[LMB] OT: A hard letter to write

Pat Mathews MATHEWS55 at msn.com
Thu Oct 27 13:53:41 BST 2016

Awwww, yes. I'll light a candle to Hecate for his passing. I know how hard it is.


From: lois-bujold-bounces at lists.herald.co.uk <lois-bujold-bounces at lists.herald.co.uk> on behalf of A. Marina Fournier <saffronrose at me.com>
Sent: Thursday, October 27, 2016 1:23 AM
To: Discussion of the works of Lois McMaster Bujold.
Subject: Re: [LMB] OT: A hard letter to write

The second of the two older dogs, pair-bonded poodle mixes, we adopted on the 2009 anniversary of the Moon landing is to be euthanized this Thursday. We have a 10am PDT appointment at our vet.

The first one, Maxi, the elder, who had instantly bonded with my son, left us 30 January 2014, two days after my son celebrated his 20th birthday. Maxi had been very sick very early the day before, and he was dx'd with pancreatitis. It would have been a couple of thousand US$ to treat, and maybe give him a few more months of life if the treatment was successful. Arthur chose to let him go, as he had been showing signs of being ready to go for a couple of months, and to prolong his life would have been cruel.

Cody, for reasons I appreciate but don't understand, decided I was His Human. I've never lived with dogs, so I really didn't understand that devotion. As time went on, he seemed to be more like my cat of 20 years, who died in 1995, than my idea of a dog. A friend said that poodles are the cats of the dog world, and that Maine Coons are the dogs of the cat world. He liked taking naps next to me, and we said that the dogs generated sleepions, the essential particle of sleep.

Earlier this year, I was sent a renewal notice for Cody's license, for a half year, which hurt enough to make me cry, even though I knew it was unlikely that he'd last out the year. We think he's 13 and some months.

A month ago, I realized that he was fading fast: he couldn't bark, didn't whine either. I hadn't had my face licked in months, he never showed up at the door to greet me, and he was largely lethargic, as well as very blind, very deaf, incontinent, and couldn't really smell anything anymore. I wondered then if it was time to let him go. I cried a lot that day, and spent time with him along side me in the bed while I read.

Since then, his ability to move well has been erratic; he often turns in circles and runs into things, is unable to figure out corners he wedges into, and there's been less interest in eating, even treats of human food. We can't tell if he's in pain, but comfortable he's not.

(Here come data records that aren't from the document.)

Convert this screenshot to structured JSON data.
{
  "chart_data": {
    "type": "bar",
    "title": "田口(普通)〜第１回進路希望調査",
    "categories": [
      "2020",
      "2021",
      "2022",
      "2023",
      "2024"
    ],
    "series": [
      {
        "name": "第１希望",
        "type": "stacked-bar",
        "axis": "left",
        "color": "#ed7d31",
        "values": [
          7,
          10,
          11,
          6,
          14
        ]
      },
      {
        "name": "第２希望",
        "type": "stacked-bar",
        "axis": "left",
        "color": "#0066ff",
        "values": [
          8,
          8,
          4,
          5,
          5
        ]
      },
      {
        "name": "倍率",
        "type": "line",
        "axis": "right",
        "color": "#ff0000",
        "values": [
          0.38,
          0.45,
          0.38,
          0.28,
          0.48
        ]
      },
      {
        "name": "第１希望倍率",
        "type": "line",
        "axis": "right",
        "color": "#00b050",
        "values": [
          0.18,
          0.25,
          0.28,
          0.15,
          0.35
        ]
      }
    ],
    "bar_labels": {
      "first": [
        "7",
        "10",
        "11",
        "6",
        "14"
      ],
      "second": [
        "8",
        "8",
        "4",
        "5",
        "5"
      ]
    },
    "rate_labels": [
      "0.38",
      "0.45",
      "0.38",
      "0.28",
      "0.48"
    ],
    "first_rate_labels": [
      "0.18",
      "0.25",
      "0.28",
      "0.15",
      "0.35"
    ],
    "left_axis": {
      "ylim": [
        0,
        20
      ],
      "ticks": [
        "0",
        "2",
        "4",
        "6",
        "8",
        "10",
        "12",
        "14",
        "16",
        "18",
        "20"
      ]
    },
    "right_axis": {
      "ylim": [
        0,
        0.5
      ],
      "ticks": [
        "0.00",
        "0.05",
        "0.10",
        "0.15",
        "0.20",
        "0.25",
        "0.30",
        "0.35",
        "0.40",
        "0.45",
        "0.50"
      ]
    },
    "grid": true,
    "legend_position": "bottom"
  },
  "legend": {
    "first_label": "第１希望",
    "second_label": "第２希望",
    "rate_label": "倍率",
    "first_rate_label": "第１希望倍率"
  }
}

After a day of several bouts of fecal and urinary incontinence, and vomiting yellow bile, my belle-mère asked if it was time, and while feeling like a careless and unseeing pet mother, that I hadn't done it earlier, called the vet, having a hard time getting the words out to ask for an appointment on Thursday.

So I cried a lot more today, and I'm likely to be weepy, at least intermittently, tomorrow. I'll hold him, because I think he deserves that, and I'll ask Hecate to ease his passing over that bridge beyond the veil. I'm hoping lunch with a friend a little later will ease the grief for a bit.